Artists will have the opportunity to meet the curators from New York and London, visit with fellow artists and together enjoy live music, performing artists, spoken word and more. The exhibition is open to all artists, 18 years or older, who live in, or are native to, the state of North Carolina.

This event pays homage to the open, creative curatorial spirit of the late art world maverick, Walter Hopps (1932-2005). In 1978, responding to a comment from his junior colleague, Deborah Velders (Jensen) about the problems artists face gaining access to notable curators, Hopps conceived an entirely open, unmediated event to remedy the situation. His program invited any artist to bring a single work of art, to meet Hopps, and see installation of their work. This event called “36 Hours” occurred in a gritty, street-level alternative space called MOTA (Museum of Temporary Art), located in downtown Washington, DC. There was no jurying, no selection (or rejection), and no entry fee. The only restrictions were size (work needed to fit through the door), weight (regarding transporting/placing and support capacity), and the short delivery time frame. This unprecedented opportunity for artists was covered by the Washington Post, and attracted over 400 works of art, all by artists living and working in the Washington, DC, area.

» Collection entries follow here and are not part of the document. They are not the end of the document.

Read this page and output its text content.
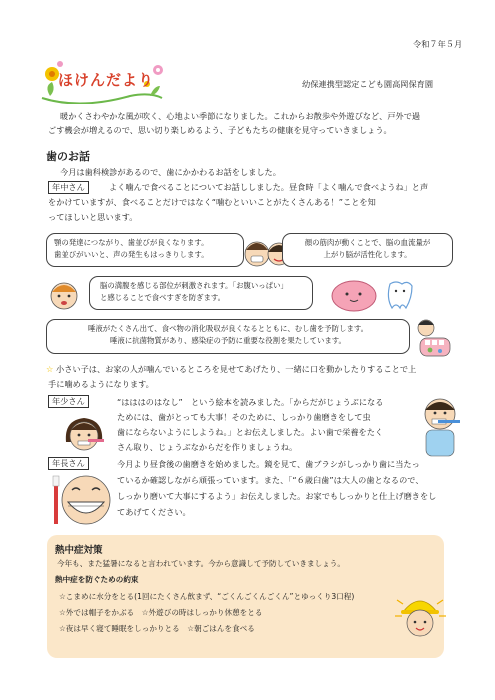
令和７年５月
ほけんだより	幼保連携型認定こども園高岡保育園
暖かくさわやかな風が吹く、心地よい季節になりました。これからお散歩や外遊びなど、戸外で過
ごす機会が増えるので、思い切り楽しめるよう、子どもたちの健康を見守っていきましょう。
歯のお話
今月は歯科検診があるので、歯にかかわるお話をしました。
年中さん	よく噛んで食べることについてお話ししました。昼食時「よく噛んで食べようね」と声
をかけていますが、食べることだけではなく“噛むといいことがたくさんある！”ことを知
ってほしいと思います。
顎の発達につながり、歯並びが良くなります。
歯並びがいいと、声の発生もはっきりします。
顔の筋肉が動くことで、脳の血流量が
上がり脳が活性化します。
脳の満腹を感じる部位が刺激されます。「お腹いっぱい」
と感じることで食べすぎを防ぎます。
唾液がたくさん出て、食べ物の消化吸収が良くなるとともに、むし歯を予防します。
唾液に抗菌物質があり、感染症の予防に重要な役割を果たしています。
☆ 小さい子は、お家の人が噛んでいるところを見せてあげたり、一緒に口を動かしたりすることで上
手に噛めるようになります。
年少さん	“はははのはなし”　という絵本を読みました。「からだがじょうぶになる
ためには、歯がとっても大事！そのために、しっかり歯磨きをして虫
歯にならないようにしようね。」とお伝えしました。よい歯で栄養をたく
さん取り、じょうぶなからだを作りましょうね。
年長さん	今月より昼食後の歯磨きを始めました。鏡を見て、歯ブラシがしっかり歯に当たっ
ているか確認しながら頑張っています。また、「“６歳臼歯”は大人の歯となるので、
しっかり磨いて大事にするよう」お伝えしました。お家でもしっかりと仕上げ磨きをし
てあげてください。
熱中症対策
今年も、また猛暑になると言われています。今から意識して予防していきましょう。
熱中症を防ぐための約束
☆こまめに水分をとる(1回にたくさん飲まず、“ごくんごくんごくん”とゆっくり3口程)
☆外では帽子をかぶる　☆外遊びの時はしっかり休憩をとる
☆夜は早く寝て睡眠をしっかりとる　☆朝ごはんを食べる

Participating curators include: Susan Davidson: Senior Curator, Collections & Exhibitions, Solomon R. Guggenheim Museum, New York and Nicholas Cullinan: Curator of International Modern Art, Tate Modern, London.

Before joining the Guggenheim, Davidson was collections curator at the Menil Collection, Houston, TX, for 18 years. Davidson’s research areas include Surrealism, Abstract Expressionism, and Pop Art, and she specializes in the art of Robert Rauschenberg. Her most recent exhibitions and catalogues include: Robert Rauschenberg: Gluts; Art in America: 300 Years of Innovation; No Limits, Just Edges: Jackson Pollock Paintings on Paper; Peggy and Kiesler: The Collector and the Visionary (The Story of Art of This Century); and American Pop Icons. Davidson holds advanced degrees in art history from the Courtauld Institute of Art, London, and George Washington University, Washington, DC.

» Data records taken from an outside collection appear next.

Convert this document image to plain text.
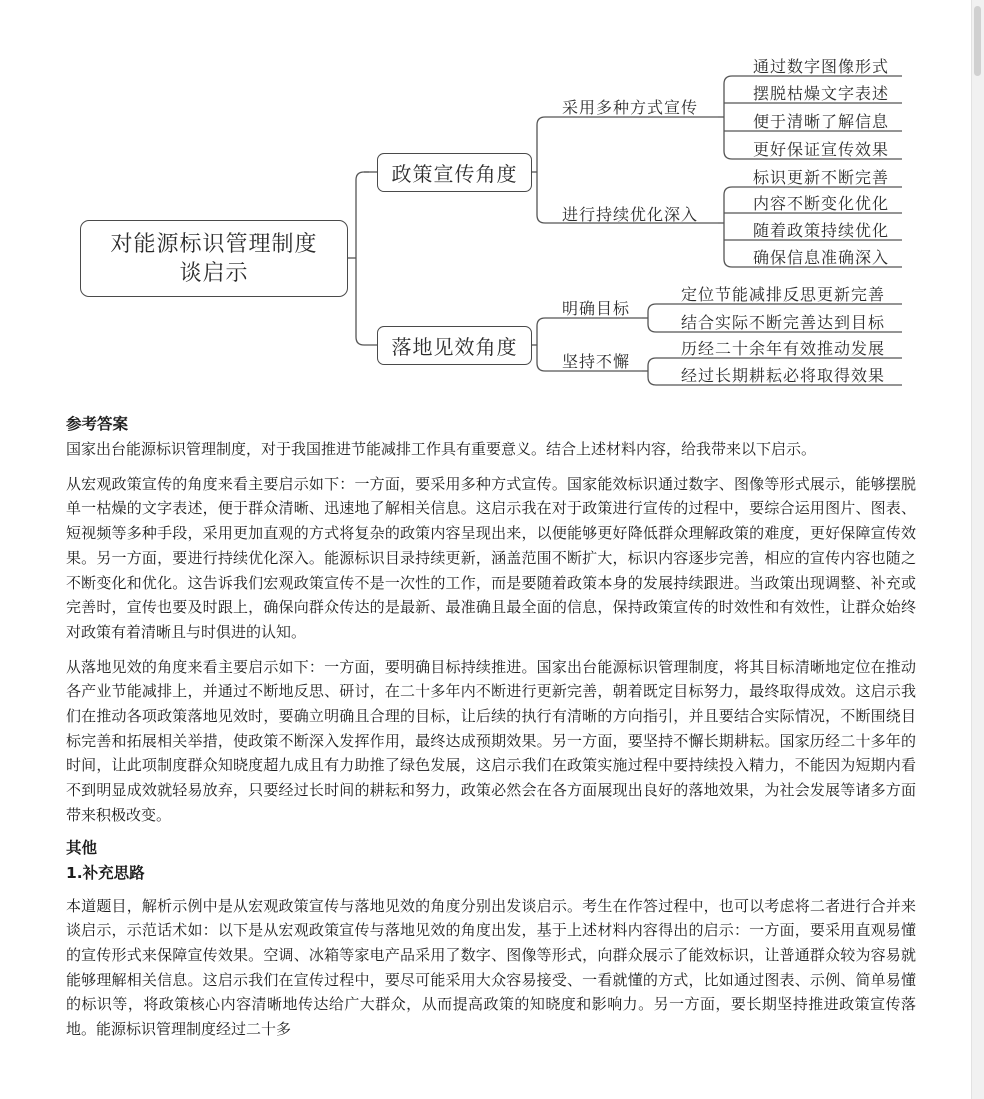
对能源标识管理制度
谈启示
政策宣传角度
落地见效角度
采用多种方式宣传
进行持续优化深入
明确目标
坚持不懈
通过数字图像形式
摆脱枯燥文字表述
便于清晰了解信息
更好保证宣传效果
标识更新不断完善
内容不断变化优化
随着政策持续优化
确保信息准确深入
定位节能减排反思更新完善
结合实际不断完善达到目标
历经二十余年有效推动发展
经过长期耕耘必将取得效果

参考答案

国家出台能源标识管理制度，对于我国推进节能减排工作具有重要意义。结合上述材料内容，给我带来以下启示。

从宏观政策宣传的角度来看主要启示如下：一方面，要采用多种方式宣传。国家能效标识通过数字、图像等形式展示，能够摆脱单一枯燥的文字表述，便于群众清晰、迅速地了解相关信息。这启示我在对于政策进行宣传的过程中，要综合运用图片、图表、短视频等多种手段，采用更加直观的方式将复杂的政策内容呈现出来，以便能够更好降低群众理解政策的难度，更好保障宣传效果。另一方面，要进行持续优化深入。能源标识目录持续更新，涵盖范围不断扩大，标识内容逐步完善，相应的宣传内容也随之不断变化和优化。这告诉我们宏观政策宣传不是一次性的工作，而是要随着政策本身的发展持续跟进。当政策出现调整、补充或完善时，宣传也要及时跟上，确保向群众传达的是最新、最准确且最全面的信息，保持政策宣传的时效性和有效性，让群众始终对政策有着清晰且与时俱进的认知。

从落地见效的角度来看主要启示如下：一方面，要明确目标持续推进。国家出台能源标识管理制度，将其目标清晰地定位在推动各产业节能减排上，并通过不断地反思、研讨，在二十多年内不断进行更新完善，朝着既定目标努力，最终取得成效。这启示我们在推动各项政策落地见效时，要确立明确且合理的目标，让后续的执行有清晰的方向指引，并且要结合实际情况，不断围绕目标完善和拓展相关举措，使政策不断深入发挥作用，最终达成预期效果。另一方面，要坚持不懈长期耕耘。国家历经二十多年的时间，让此项制度群众知晓度超九成且有力助推了绿色发展，这启示我们在政策实施过程中要持续投入精力，不能因为短期内看不到明显成效就轻易放弃，只要经过长时间的耕耘和努力，政策必然会在各方面展现出良好的落地效果，为社会发展等诸多方面带来积极改变。

其他

1.补充思路

本道题目，解析示例中是从宏观政策宣传与落地见效的角度分别出发谈启示。考生在作答过程中，也可以考虑将二者进行合并来谈启示，示范话术如：以下是从宏观政策宣传与落地见效的角度出发，基于上述材料内容得出的启示：一方面，要采用直观易懂的宣传形式来保障宣传效果。空调、冰箱等家电产品采用了数字、图像等形式，向群众展示了能效标识，让普通群众较为容易就能够理解相关信息。这启示我们在宣传过程中，要尽可能采用大众容易接受、一看就懂的方式，比如通过图表、示例、简单易懂的标识等，将政策核心内容清晰地传达给广大群众，从而提高政策的知晓度和影响力。另一方面，要长期坚持推进政策宣传落地。能源标识管理制度经过二十多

Nicholas Cullinan has worked on exhibitions including Duchamp, Man Ray, Picabia; Cy Twombly: Cycles and Seasons, and Pop Life: Art In A Material World. He has previously worked at The Museum of Modern Art, New York, and the Guggenheim Museums in New York, Bilbao and Venice. He writes regularly for journals including Artforum, The Burlington Magazine, Frieze and October and is currently working on a monograph on Cy Twombly for Phaidon and a book on Robert Rauschenberg’s photography for Schirmer/Mosel. Among other projects, he is curating Tacita Dean’s Unilever installation for Tate Modern’s Turbine Hall and the exhibition Twombly and Poussin: Arcadian Painters at Dulwich Picture Gallery, both of which open in 2011. Cullinan completed his PhD on Arte Povera at the Courtauld Institute of Art, University of London.